For the pre-2010 Tiger, winning golf tournaments was everything. Second place was for suckers. His post-game comments on Sunday would have been condescending and unyielding. He would have been gnawing on the microphone, boiling beneath his breath.
The new Tiger brings a slightly different perspective. Winning is the ultimate goal, but close counts in golf and in horse shoes. “It was a great week, even though I didn't win,” Woods said after McDowell landed his birdie bomb on the 73rd hole. “I'm proud of the way I played today, even though I lost.”
Hold that thought. “Proud ... even though I lost.” You can almost hear Jerry Seinfeld incredulously repeating the phrase, the way he reiterated “Sex ... to save the friendship” in “The Mango” episode. No question about it, this is not your father's Tiger, maybe not his father's Tiger.
But there is a simple template to follow here, fashioned over the years by the likes of Kobe Bryant, now being utilized by the likes of Michael Vick. The truth is superstar athletes can overcome just about any indiscretion or impropriety by continuing to be superstar athletes.
Ring up a ton of points, score a bunch of touchdowns, fill it up for Sports Center, all is forgiven and forgotten. Is Woods a changed man? How could he not be? Publicly, he went from chic to Shrek. His corporate-clean, fairy tale existence has been shattered. All the money and glamor aside, these are real people behind these headlines, affected by real situations. They bleed as any of us bleed.
Will Woods be the same going forward? No. He turns 35 at the end of the month. He is taking another run at a goatee, social networking, accepting consolation ... that's different.
Perhaps equally important, the world around Woods might never be the same. The bullet-proof aura he once carried in his bag has thinned with the hair on his head. The opposition will be more bold in the future, the fear factor less prominent. How many wins has that accounted for, hard to say.

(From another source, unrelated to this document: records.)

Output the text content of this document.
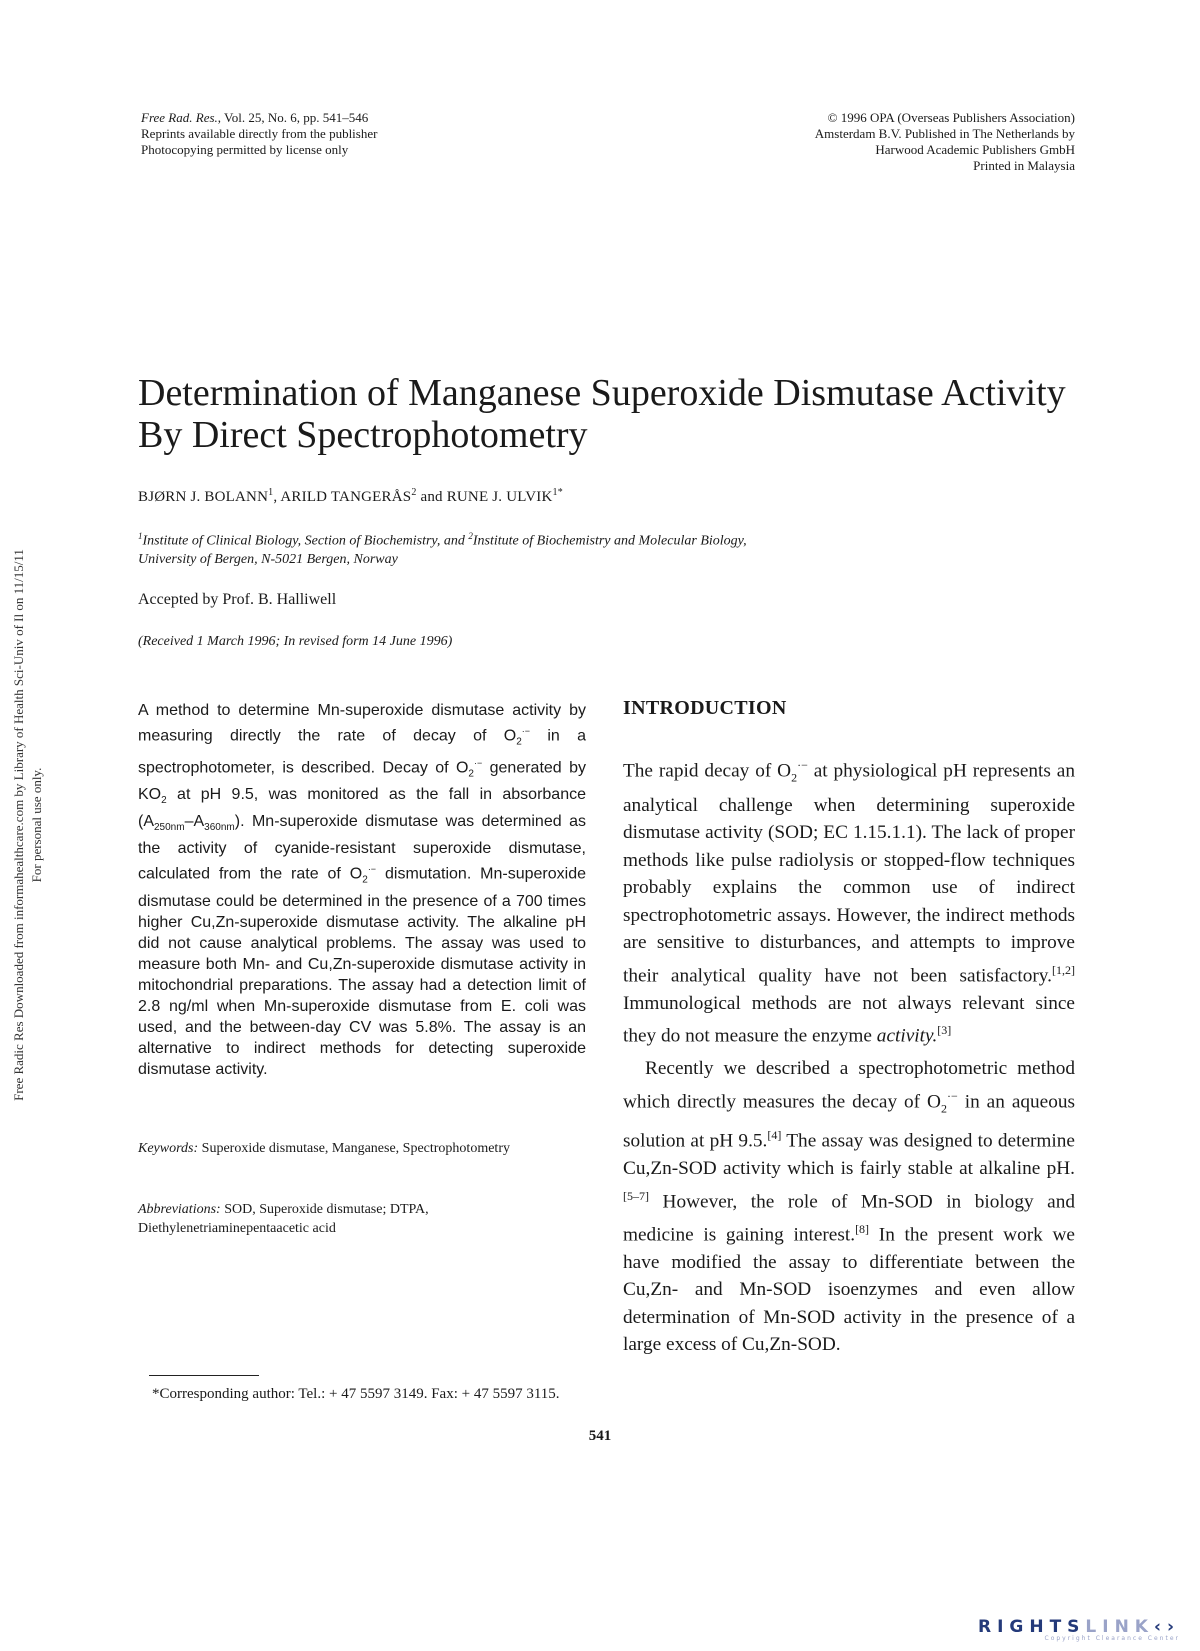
Free Rad. Res., Vol. 25, No. 6, pp. 541–546
Reprints available directly from the publisher
Photocopying permitted by license only
© 1996 OPA (Overseas Publishers Association)
Amsterdam B.V. Published in The Netherlands by
Harwood Academic Publishers GmbH
Printed in Malaysia
Free Radic Res Downloaded from informahealthcare.com by Library of Health Sci-Univ of Il on 11/15/11 For personal use only.
Determination of Manganese Superoxide Dismutase Activity By Direct Spectrophotometry
BJØRN J. BOLANN$^1$, ARILD TANGERÅS$^2$ and RUNE J. $ULVIK^{1*}$
$^1$Institute of Clinical Biology, Section of Biochemistry, and $^2$Institute of Biochemistry and Molecular Biology,
University of Bergen, N-5021 Bergen, Norway
Accepted by Prof. B. Halliwell
(Received 1 March 1996; In revised form 14 June 1996)
A method to determine Mn-superoxide dismutase activity by measuring directly the rate of decay of $O_2^{\cdot-}$ in a spectrophotometer, is described. Decay of $O_2^{\cdot-}$ generated by $KO_2$ at pH 9.5, was monitored as the fall in absorbance $(A_{250nm}-A_{360nm})$. Mn-superoxide dismutase was determined as the activity of cyanide-resistant superoxide dismutase, calculated from the rate of $O_2^{\cdot-}$ dismutation. Mn-superoxide dismutase could be determined in the presence of a 700 times higher Cu,Zn-superoxide dismutase activity. The alkaline pH did not cause analytical problems. The assay was used to measure both Mn- and Cu,Zn-superoxide dismutase activity in mitochondrial preparations. The assay had a detection limit of 2.8 ng/ml when Mn-superoxide dismutase from E. coli was used, and the between-day CV was 5.8%. The assay is an alternative to indirect methods for detecting superoxide dismutase activity.
Keywords: Superoxide dismutase, Manganese, Spectrophotometry
Abbreviations: SOD, Superoxide dismutase; DTPA, Diethylenetriaminepentaacetic acid
INTRODUCTION

The rapid decay of $O_2^{\cdot-}$ at physiological pH represents an analytical challenge when determining superoxide dismutase activity (SOD; EC 1.15.1.1). The lack of proper methods like pulse radiolysis or stopped-flow techniques probably explains the common use of indirect spectrophotometric assays. However, the indirect methods are sensitive to disturbances, and attempts to improve their analytical quality have not been satisfactory.[1,2] Immunological methods are not always relevant since they do not measure the enzyme activity.[3]

Recently we described a spectrophotometric method which directly measures the decay of $O_2^{\cdot-}$ in an aqueous solution at pH 9.5.[4] The assay was designed to determine Cu,Zn-SOD activity which is fairly stable at alkaline pH.[5–7] However, the role of Mn-SOD in biology and medicine is gaining interest.[8] In the present work we have modified the assay to differentiate between the Cu,Zn- and Mn-SOD isoenzymes and even allow determination of Mn-SOD activity in the presence of a large excess of Cu,Zn-SOD.

*Corresponding author: Tel.: + 47 5597 3149. Fax: + 47 5597 3115.
541
RIGHTSLINK‹›
Copyright Clearance Center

Those who once cowered in his presence and imploded along his path will stand ground more confidently. McDowell did on Sunday, dropping a long birdie putt to force the playoff and another to clinch it. The outcome was in sharp contrast to that defining moment at Torrey Pines, when Woods shot the same final-round 73 and beat Rocco Mediate in the playoff.
It will be more difficult for Woods to dominate golf the way he has in the past, a manner that produced 71 PGA Tour wins and 14 major titles over 14 years. He will begin next season still five majors shy of breaking Jack Nicklaus' magical mark of 18 professional majors. The feat no longer seems like a layup.
After all, things will never be the same. But those who suggest Woods will never be as good could be in for a rude awakening.
The Chevron was a limited field, a somewhat superficial stroll. And Woods' inability to finish gives doubt plenty to chew on. But there was no denying the demonstration. Woods' swing was simple, compact and unwavering. His Scott Norwood Special — wide right — was gone. When he missed, he missed left. For the first time in a long while, he knew where it was going.
There were three rounds in the 60s, birdies or better on 14 of 20 par-5s, putts that rolled true. The confusion was gone, the confidence was back, the template was in play. Woods took the telecast to overtime and caused remotes everywhere to stray from their NFL hubs.
Winning is the single element that will put the events of the past 13 months completely behind Woods. He came close on Sunday. There was no fist-pump, no trophy, but the progress wasn't lip service. It was obvious.
This past year was a fork in the road for Tiger Woods, a sobering, self-examining period. Things will never be as they were. But from a golf standpoint, look out in 2011 — they might just be better than ever.